On n’a pas plus de marge de manœuvre, mais le thème de notre planification stratégique, c’est oser faire autrement. Donc, avec les mêmes paramètres financiers, on essaie de faire autrement.
Une citation de Rouzier Métellus, adjoint à la direction générale à l’OMHM
Par exemple, dit-il, l’horaire ou les priorités du préposé à l’entretien et réparation qui fait le ménage peuvent être revus et adaptés selon les besoins d’une habitation en particulier. Même chose pour le patrouilleur qui assure la surveillance en soirée, son horaire aussi peut être modifié. Par contre, pour obtenir des budgets supplémentaires, l’OMHM doit discuter avec la Société d’habitations du Québec.

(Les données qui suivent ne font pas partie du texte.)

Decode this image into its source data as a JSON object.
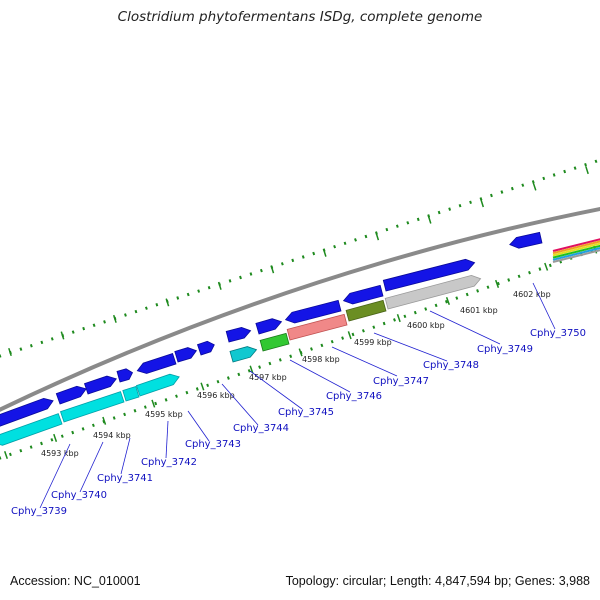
{
  "title": "Clostridium phytofermentans ISDg, complete genome",
  "accession": "Accession: NC_010001",
  "topology": "Topology: circular; Length: 4,847,594 bp; Genes: 3,988",
  "colors": {
    "backbone": "#8a8a8a",
    "tick": "#1e8a1e",
    "gene_forward": "#1414e6",
    "gene_reverse": "#00e0e0",
    "label": "#1010c0",
    "leader": "#2020d0",
    "kbp_text": "#222222"
  },
  "kbp_labels": [
    "4593 kbp",
    "4594 kbp",
    "4595 kbp",
    "4596 kbp",
    "4597 kbp",
    "4598 kbp",
    "4599 kbp",
    "4600 kbp",
    "4601 kbp",
    "4602 kbp"
  ],
  "gene_labels": [
    "Cphy_3739",
    "Cphy_3740",
    "Cphy_3741",
    "Cphy_3742",
    "Cphy_3743",
    "Cphy_3744",
    "Cphy_3745",
    "Cphy_3746",
    "Cphy_3747",
    "Cphy_3748",
    "Cphy_3749",
    "Cphy_3750"
  ]
}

Autre constat : l’Office gère près de 900 HLM et les dirigeants ont la plupart du temps un horaire bien chargé. Il semble impossible que les dirigeants puissent rencontrer tous les locataires qui y habitent.
C’est certain qu’on ne peut pas le reproduire dans l’ensemble de nos HLM. De toute façon, même si les milieux de vie se ressemblent, les dynamiques sont différentes. On ne peut pas penser avoir une solution qu’on peut implanter dans tous les HLM. Ailleurs, il y d’autres expériences qui se font et qui fonctionnent très bien, soutient Rouzier Métellus.L’intention c’est de s’en inspirer!
Cour intérieure du HLM La Pépinière à Montréal.
Photo : Radio-Canada / Karine Mateu
L’importance du contact
Malgré les limites des différents partenaires, la professeure Janie Houle croit qu’un contact direct entre hauts dirigeants et locataires est essentiel pour comprendre les réalités de chacun.
Ça permet des rencontres d’humain à humain au-delà des statistiques. Lors de la dernière rencontre, les locataires ont abordé le fait que des gens s’introduisaient dans les logements vacants et comment ça créait un sentiment d’insécurité. C’était touchant et la charge émotive ont la ressentait.
On sait que pour faire changer les personnes, il ne faut pas seulement s’adresser à la tête, mais s’adresser au cœur.
Une citation de Janie Houle, professeure et titulaire de la chaire de recherche sur les inégalités sociales de santé de l’UQAM
Selon elle, la démarche permet aussi aux locataires de comprendre mieux le travail des dirigeants et la façon dont sont prises les décisions.
En tout cas, les locataires sont confiants et ont l’ espoir de voir leur sort s’améliorer. J’ai vraiment aimé cette rencontre-là. J’ai ressenti qu’ils étaient prêts à travailler avec nous autres, qu’on fait un seul, dit Frantzcesca Cornet.
Ils ne peuvent pas dire que c’était juste un chef d’équipe qui n’a pas bien évaluer la situation! Ce sont des dirigeants, alors s’ils disent quelque chose, ça doit être vrai, ajoute Ahmed Chourifi.